Scott and Erin Spohr were friends after meeting at Spohr’s horse ranch business, which was in part funded by the $1.3 million loan from her parents. Scott worked odd jobs for Serafini and his wife, including working as a nanny for the couple’s two small children.
Scott testified that she began an affair with Serafini in October 2021, about five months after the deadly shooting. She said the affair continued up until their arrest two years later. She said they continued to communicate while in custody via “jail kites,” hand-written messages in which he would offer emotional support and she would express her devotion to him.
In court, Spohr said she and her husband had an open marriage.

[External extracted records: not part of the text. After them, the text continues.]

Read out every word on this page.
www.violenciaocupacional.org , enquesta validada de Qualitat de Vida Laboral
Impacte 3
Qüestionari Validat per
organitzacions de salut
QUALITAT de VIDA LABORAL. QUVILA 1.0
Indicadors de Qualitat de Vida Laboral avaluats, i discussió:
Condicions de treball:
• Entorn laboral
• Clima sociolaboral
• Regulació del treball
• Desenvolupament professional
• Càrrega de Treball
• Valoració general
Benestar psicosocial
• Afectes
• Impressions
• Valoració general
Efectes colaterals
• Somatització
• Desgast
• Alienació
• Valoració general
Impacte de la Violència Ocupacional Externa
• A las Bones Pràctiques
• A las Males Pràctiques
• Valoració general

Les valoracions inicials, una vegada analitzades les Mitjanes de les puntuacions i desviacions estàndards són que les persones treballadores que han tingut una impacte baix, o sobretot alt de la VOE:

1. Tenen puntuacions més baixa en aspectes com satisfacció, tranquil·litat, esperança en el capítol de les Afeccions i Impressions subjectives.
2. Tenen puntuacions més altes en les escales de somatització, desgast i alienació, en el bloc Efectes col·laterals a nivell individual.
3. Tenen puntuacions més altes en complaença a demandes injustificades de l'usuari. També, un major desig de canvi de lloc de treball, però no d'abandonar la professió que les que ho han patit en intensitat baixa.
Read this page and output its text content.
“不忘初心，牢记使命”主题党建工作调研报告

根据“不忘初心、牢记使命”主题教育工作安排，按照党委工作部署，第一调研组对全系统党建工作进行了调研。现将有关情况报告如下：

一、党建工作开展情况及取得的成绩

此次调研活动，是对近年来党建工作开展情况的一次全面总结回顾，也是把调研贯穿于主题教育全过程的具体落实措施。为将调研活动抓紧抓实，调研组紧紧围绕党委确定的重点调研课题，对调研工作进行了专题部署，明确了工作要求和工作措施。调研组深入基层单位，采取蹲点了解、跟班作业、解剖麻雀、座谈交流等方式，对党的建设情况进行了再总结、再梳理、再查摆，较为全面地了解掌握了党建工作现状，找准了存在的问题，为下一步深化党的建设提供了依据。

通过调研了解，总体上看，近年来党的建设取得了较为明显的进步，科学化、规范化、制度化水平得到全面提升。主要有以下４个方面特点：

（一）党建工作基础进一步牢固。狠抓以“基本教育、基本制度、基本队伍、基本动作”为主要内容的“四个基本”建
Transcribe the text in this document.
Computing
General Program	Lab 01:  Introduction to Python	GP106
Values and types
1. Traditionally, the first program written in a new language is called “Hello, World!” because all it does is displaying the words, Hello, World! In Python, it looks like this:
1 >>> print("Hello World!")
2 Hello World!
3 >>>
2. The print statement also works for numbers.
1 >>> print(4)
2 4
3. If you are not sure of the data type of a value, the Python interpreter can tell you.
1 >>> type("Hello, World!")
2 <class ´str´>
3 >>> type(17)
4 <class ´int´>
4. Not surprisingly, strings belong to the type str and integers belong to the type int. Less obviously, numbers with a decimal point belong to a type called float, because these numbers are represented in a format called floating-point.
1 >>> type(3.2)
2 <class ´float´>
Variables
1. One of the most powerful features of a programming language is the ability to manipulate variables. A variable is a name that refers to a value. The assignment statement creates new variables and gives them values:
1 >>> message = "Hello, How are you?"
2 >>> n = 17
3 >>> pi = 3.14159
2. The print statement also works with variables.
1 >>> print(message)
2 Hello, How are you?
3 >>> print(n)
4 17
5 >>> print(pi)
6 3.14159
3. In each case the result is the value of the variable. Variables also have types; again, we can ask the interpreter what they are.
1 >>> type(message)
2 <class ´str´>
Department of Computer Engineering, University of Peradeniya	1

She told the jury her husband told her he had sex with Scott. Spohr testified she now feels “deceived” by Scott for not revealing the true nature of the relationship she had with Serafini. She said she doesn’t feel as deceived by her husband over his affair with Scott, and she still trusts him “100 percent.”
Serafini was drafted in 1992 by the Minnesota Twins. A left-handed pitcher, he also played for the Chicago Cubs, San Diego Padres, Pittsburgh Pirates, Cincinnati Reds and Colorado Rockies, according to Baseball Reference. He played his last professional game in 2007 before being suspended for 50 games after failing a drug test, according to an ESPN report. Two years later, he played for Italy in the World Baseball Classic.